How Machine Learning and Continuous Monitoring Can Prevent Fraud Attacks

Guest Blog: Greg Hancell, Manager of Global Fraud Consulting at OneSpan, explains how banks can apply continuous monitoring and machine learning to defend against account takeover attacks. #AIWeek2021

Account takeover fraud (ATO) is one of the top threats to financial institutions and their customers. In an industry survey by the Aite Group, 89 per cent of financial institution executives pointed to account takeover fraud as the most common cause of losses in the digital channel. Today, cybercriminals remain focused on ATO, new account fraud, and card-not-present fraud. The 2020 Identity Fraud report by Javelin Strategy & Research found account takeovers trending at the highest loss rate to date, up a staggering 72 per cent on 2019, to $5.1 billion, and a 120 per cent increase on 2016.

Continuous monitoring and ATO

An effective way to recognise and defend against account takeover attacks is to implement continuous monitoring on digital platforms.

In the past, we would generally authenticate users during login or a transaction.

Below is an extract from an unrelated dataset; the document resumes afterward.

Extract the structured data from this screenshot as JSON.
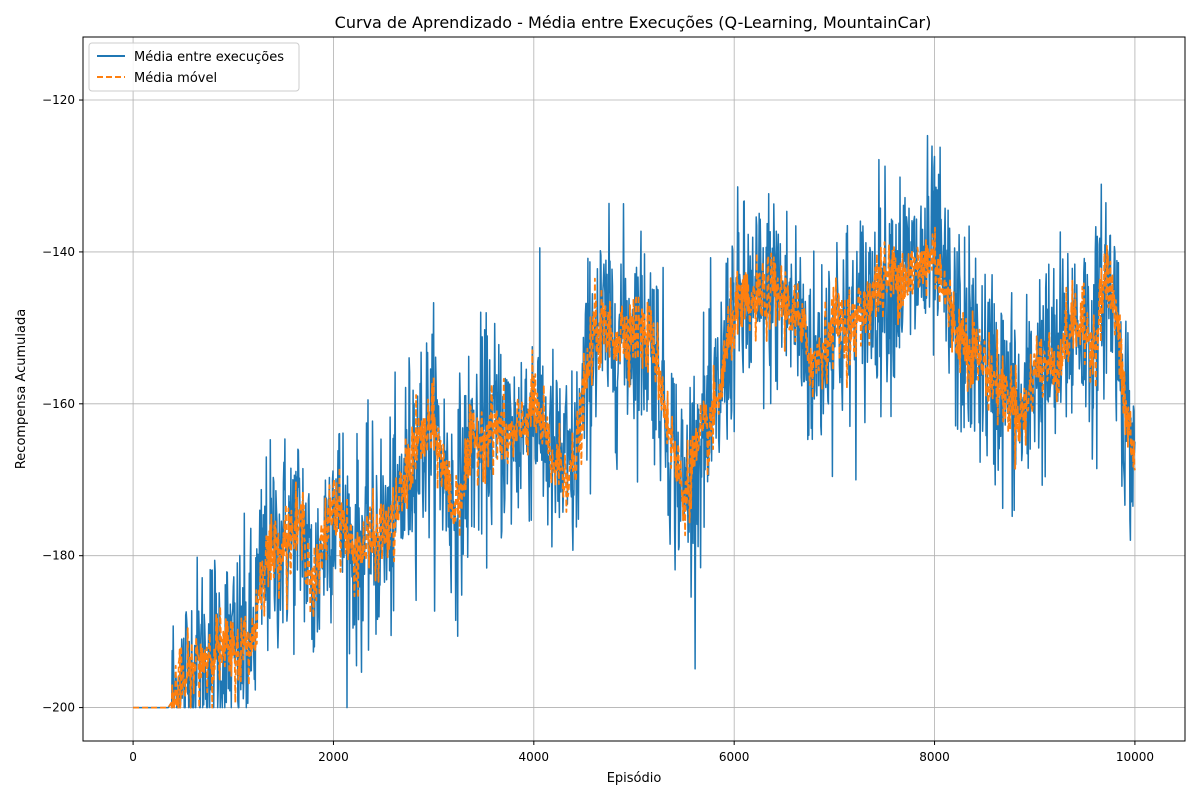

Now, however, we have an abundance of data because users access their account through the web or mobile banking, and there are events constantly streaming to the financial institution as the user progresses through their session. This movement to digital banking lends itself well to continuous monitoring ­the capacity to keep watch on all the events as they happen – not just the login and the transaction, but also requesting a balance, creating a new beneficiary, adding a new device or changing an address. From the moment a user lands on a webpage, continuous monitoring enables behavioural understanding, as it identifies their normal online journey and interactions with their accounts and devices. Moreover, a profile can be created on all devices used in a particular session.

This combines seamlessly with other protections such as two-factor authentication or dynamic linking, because it allows the bank to utilise context from these authentication methods as well. (Dynamic linking, a requirement of the second Payment Services Directive (PSD2), ensures that there is a unique authentication code for each transaction that is specific to the transaction amount and recipient). Continuous monitoring provides that, as the behaviour of the user becomes known, new behaviour can be identified that might indicate a new person (i.e., an attacker) or a bot. Typical indicators of attacks, such as new or known nefarious devices, cookies, headers, referrers, locations, bots, beneficiaries or others, can be monitored in real-time and distinguished from normal customer behaviour.

This approach establishes a continuous risk profile for the session, which can change with each action undertaken by the end-user or their device. Not only does this allow the financial institution to take automated real-time actions when anomalies are detected, it also allows the bank to reduce friction for legitimate sessions by decreasing the number of authentications required for genuine interactions. This ultimately diminishes attack propagation as well as losses, and enhances the user experience.

Machine learning is enhancing fraud detection

Machine learning reduces human bias such as availability and confirmation because, unlike humans, it is able to see all events and learn from them, analysing large volumes of disparate and high dimensional data (a combination of many different data points) in real-time.

With machine learning, there are two main algorithm types applied to fraud detection: supervised and unsupervised.

Unsupervised vs supervised machine learning

Unsupervised machine learning tends to use models that identify anomalies between what is usual and what is unusual based on the distance between features (data points).

With supervised machine learning, the model is trained using labelled data (fraud or genuine) and predicts the likelihood of fraud (fraud score). A machine learning model can apply, in real-time, to every event that is occurring and send a score back. This can allow a solution, or a user, to take an action based on these events.

One of the challenges for a financial institution is how to move to supervised machine learning. The data set they have is unbalanced, in that there is a majority of genuine events against a minority of fraud. Data scientists are using more advanced techniques such as synthetic data to generate more data points and enable the training of a supervised model. Some financial institutions are moving to semi-supervised machine learning, which combines a small amount of labelled data with a large amount of unlabelled data during training. This approach can considerably improve learning accuracy.

Account takeover fraud is likely to continue to grow, as it is a relatively easy source of profit for bad actors who will continue to exploit all available weaknesses in the financial banking system. However, a multi-layered security approach can significantly assist in mitigating the attacks that lead to account takeover. Technology that protects the user, the device, the app, and the communication channel, combined with a comprehensive risk analytics engine and intelligent authentication framework, are essential to moving forward in the fight against account takeover fraud.